RÉUNION D’INFORMATION DU CONSEIL DE SÉCURITÉ DE L’ONU – DISCOURS DU REPRÉSENTANT SPÉCIAL DU SECRÉTAIRE GÉNÉRAL (SRSG)
NEW YORK, 22 octobre 2025 (Traduction)


Monsieur le Président, Honorables membres du Conseil, Excellences,

C’est un honneur de m’adresser à vous pour la première fois en tant que Représentant spécial du Secrétaire général en Haïti.

Au cours des deux mois et demi qui ont suivi mon arrivée en Haïti, j’ai rencontré divers acteurs — autorités nationales, société civile, organisations de défense des droits humains et des femmes, partis politiques, ainsi que les partenaires internationaux du pays.
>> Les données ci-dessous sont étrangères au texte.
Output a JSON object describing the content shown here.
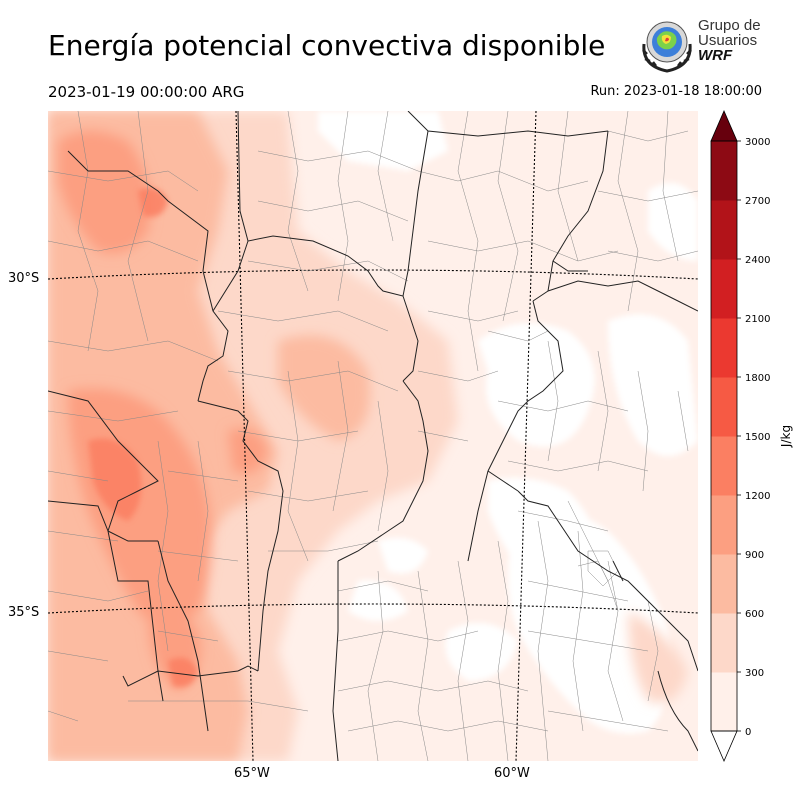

Durant cette période, j’ai pu constater de mes propres yeux la dure réalité du quotidien, surtout à Port-au-Prince. Les conditions sont extrêmement difficiles, mais le peuple haïtien n’a pas renoncé. Sa résilience nous inspire l’espoir.
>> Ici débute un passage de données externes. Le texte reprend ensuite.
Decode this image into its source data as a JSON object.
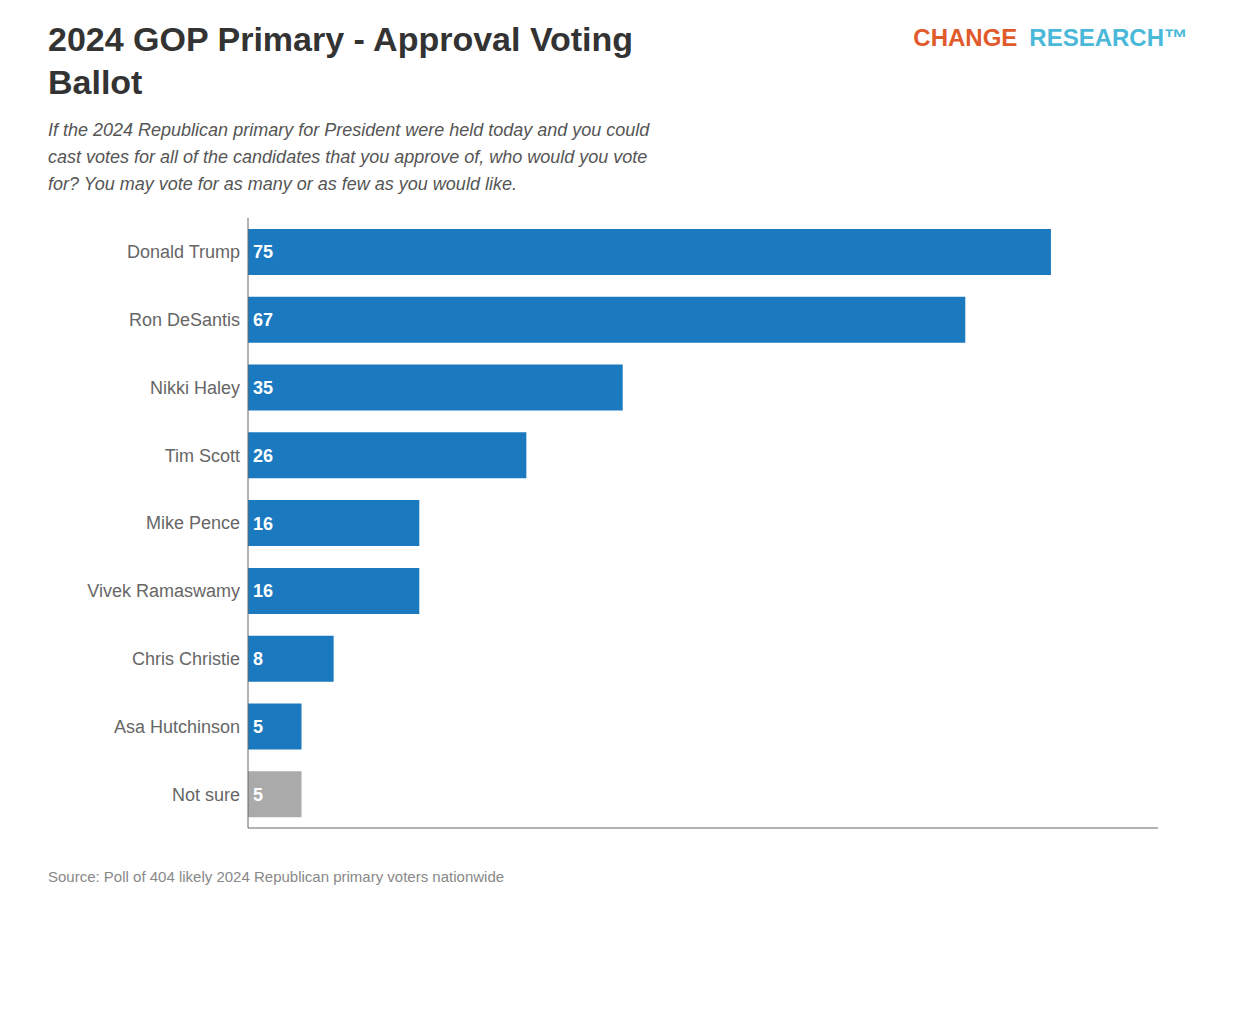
{
  "chart_data": {
    "type": "bar",
    "orientation": "horizontal",
    "title": "2024 GOP Primary - Approval Voting\nBallot",
    "subtitle": "If the 2024 Republican primary for President were held today and you could\ncast votes for all of the candidates that you approve of, who would you vote\nfor? You may vote for as many or as few as you would like.",
    "annotations": [
      {
        "text": "CHANGE",
        "color": "#e05a2b"
      },
      {
        "text": "RESEARCH™",
        "color": "#4ab8d8"
      },
      {
        "text": "Source: Poll of 404 likely 2024 Republican primary voters nationwide"
      }
    ],
    "categories": [
      "Donald Trump",
      "Ron DeSantis",
      "Nikki Haley",
      "Tim Scott",
      "Mike Pence",
      "Vivek Ramaswamy",
      "Chris Christie",
      "Asa Hutchinson",
      "Not sure"
    ],
    "values": [
      75,
      67,
      35,
      26,
      16,
      16,
      8,
      5,
      5
    ],
    "colors": [
      "#1b7abf",
      "#1b7abf",
      "#1b7abf",
      "#1b7abf",
      "#1b7abf",
      "#1b7abf",
      "#1b7abf",
      "#1b7abf",
      "#aaaaaa"
    ],
    "xlim": [
      0,
      85
    ],
    "data_labels": true,
    "tick_labels": "y"
  }
}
Comme le sait ce Conseil, les forces de sécurité nationales, appuyées depuis seize mois par la Mission multinationale d’appui à la sécurité dirigée par le Kenya, ont affronté les gangs avec courage et détermination. Malgré leurs efforts valeureux, les groupes armés maintiennent leur emprise sur la capitale et étendent leur influence dans l’Artibonite, le Centre et, plus récemment, le département du Nord-Ouest, semant la terreur et paralysant les institutions de l’État.

Entre juillet et août, les gangs ont intensifié leurs attaques contre des communes agricoles en périphérie de Port-au-Prince et dans d’autres régions, tout en multipliant les assauts contre la police nationale. Dans le département de l’Ouest, les 11 et 12 septembre, une attaque contre le village de Labodrie, à Cabaret, a fait plus de 42 morts, dont six enfants. Dans l’Artibonite, des attaques menées à la même période ont causé la mort de 42 habitants et blessé 29 autres, tandis que deux commissariats ont été incendiés.


Monsieur le Président,

L’ampleur et l’impact du déplacement interne en Haïti sont sans précédent : plus de 1,4 million de personnes sont déplacées. La santé, l’éducation et la sécurité alimentaire dans les communautés touchées demeurent des préoccupations majeures. Mobiliser des ressources adéquates est crucial pour répondre aux besoins urgents, prévenir toute aggravation et mettre en place des solutions durables.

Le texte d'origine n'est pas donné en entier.